The franchise revolt has appeared to endanger one of the bank's biggest selling points - lots of branches nationwide.
NZ Post wants a Kiwibank at every post outlet nationwide, but of the 300 post outlets 170 are franchises. Documents leaked by the Act party revealed many were unhappy with the deal offered.
Post chief executive Elmar Toime announced the revised offer yesterday. He said franchises were told of it by mail yesterday morning.
The new offer is that NZ Post will pay the cost of fitting out shops to include a Kiwibank branch, costing the state-owned enterprise up to $2.125 million.

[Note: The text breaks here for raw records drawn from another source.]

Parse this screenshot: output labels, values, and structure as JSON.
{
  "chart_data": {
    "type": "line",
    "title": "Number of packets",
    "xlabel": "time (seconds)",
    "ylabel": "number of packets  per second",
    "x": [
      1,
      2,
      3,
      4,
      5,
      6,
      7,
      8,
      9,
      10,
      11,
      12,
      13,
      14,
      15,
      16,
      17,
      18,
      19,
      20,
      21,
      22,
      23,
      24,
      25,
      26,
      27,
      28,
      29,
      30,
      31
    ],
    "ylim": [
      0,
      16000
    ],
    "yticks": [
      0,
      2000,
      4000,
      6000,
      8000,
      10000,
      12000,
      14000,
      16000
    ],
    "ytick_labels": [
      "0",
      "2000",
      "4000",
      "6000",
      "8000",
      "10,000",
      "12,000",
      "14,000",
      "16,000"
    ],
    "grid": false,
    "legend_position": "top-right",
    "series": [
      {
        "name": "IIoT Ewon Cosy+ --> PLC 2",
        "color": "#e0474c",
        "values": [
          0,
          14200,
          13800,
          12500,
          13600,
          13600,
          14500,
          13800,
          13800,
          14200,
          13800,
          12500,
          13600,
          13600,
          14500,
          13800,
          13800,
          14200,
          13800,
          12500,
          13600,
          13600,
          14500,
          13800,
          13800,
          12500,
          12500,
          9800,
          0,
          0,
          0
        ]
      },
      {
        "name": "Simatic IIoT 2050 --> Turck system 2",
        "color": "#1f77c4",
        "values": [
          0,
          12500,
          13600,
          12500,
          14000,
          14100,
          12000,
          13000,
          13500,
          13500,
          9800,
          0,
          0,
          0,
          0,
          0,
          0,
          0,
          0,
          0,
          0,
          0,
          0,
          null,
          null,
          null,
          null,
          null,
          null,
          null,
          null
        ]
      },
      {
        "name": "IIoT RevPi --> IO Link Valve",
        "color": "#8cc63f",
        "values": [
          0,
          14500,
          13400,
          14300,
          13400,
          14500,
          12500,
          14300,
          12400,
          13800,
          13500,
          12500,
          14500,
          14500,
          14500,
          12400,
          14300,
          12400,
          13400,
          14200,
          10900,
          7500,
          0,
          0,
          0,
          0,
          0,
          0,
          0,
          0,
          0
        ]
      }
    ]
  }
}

The spending would not affect the bank's business case.
NZ Post had been offering a five-year interest-free loan of up to $12,500 a franchise to pay for the fit-out.
Toime said the latest offer was open for only "a few weeks". As it was tied to the opportunity for NZ Post to capture the benefits of a continuous rollout of bank branches it could not be open indefinitely.
Toime denied that NZ Post was putting undue pressure on franchises and said nothing would happen if they still refused.
They could choose later to have a branch, but the economics of sending out a team to fit out their shop would have to be considered, Toime said.
He said the deadline had no specific date. "It's certainly not to be playing any pressure to them.
"There are real advantages if we can open all the Post Shops, all the franchise outlets, in the same geographic area at the same time."
Act MP Rodney Hide, who has waged a campaign against Kiwibank, said the revised offer showed NZ Post was now desperately behind schedule with the bank's introduction.
Last week, NZ Post and Kiwibank executives conceded to the finance and expenditure select committee that they would now get something over 200 branches instead of 300.
Toime told the Business Herald yesterday that a "significant" number had signed, although he would not reveal how many.
Hide said the new offer would not help much as the franchisees' concern was the operating cost of the new bank, not the capital cost.
"More than 100 small businesses are vitally worried that Kiwibank will badly affect their business bottom line," he said.
"It's nuts that hardware stores, bookshops and chemists are suddenly expected to become bankers. Kiwibank is a political bank, not a commercial proposition."
Hide said franchisees, reluctant to speak to the media, felt pressed to agree to the bank with the threat that they would lose their franchise if they did not.
At the select committee meeting Toime was silent on the fate of franchises not wanting Kiwibank, saying it was "an impossible question to answer" and he could not comment on the post network's future shape.